Right under each question, insert a code chunk (you can use the hotkey Ctrl + Alt + I
to add a code chunk) and code the solution for the question.
Knit
the rmarkdown file (hotkey: Ctrl + Alt + K
) to export an html.
Publish the html file to your Githiub Page.
Submission: Submit the link on Github of the assignment to Canvas
Use the Adult Census Income
dataset. We will predict the income (whether or not it is more than 50k or not) of an adult. Import the dataset. Partition the data into 80% training and 20% testing.
Practice Decision Tree. Do the follows:
Use rpart
package, create a decision tree with maximum depth of 3.
Calculate the accuracy of the model on the testing data. Notice that the positive outcome here is not 1
but >50K
or <50K
.
Plot the tree
Plot the variable importance by the tree
Create 3 more trees and compare the testing accuracy of these trees, which tree give the highest testing accuracy.
Practice Random Forest.

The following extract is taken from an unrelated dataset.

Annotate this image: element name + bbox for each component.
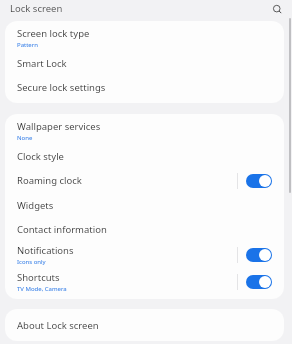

Do the follows:
Use randomForest
package, create a random forest of 1000 trees.
Calculate the accuracy of the model on the testing data.
Plot the variable importance by the forest
Create 3 more forests and compare the testing accuracy of these forests, which forest give the highest testing accuracy.
What is the best model (in term of testing accuracy) among all models (including trees and forests) you have trained?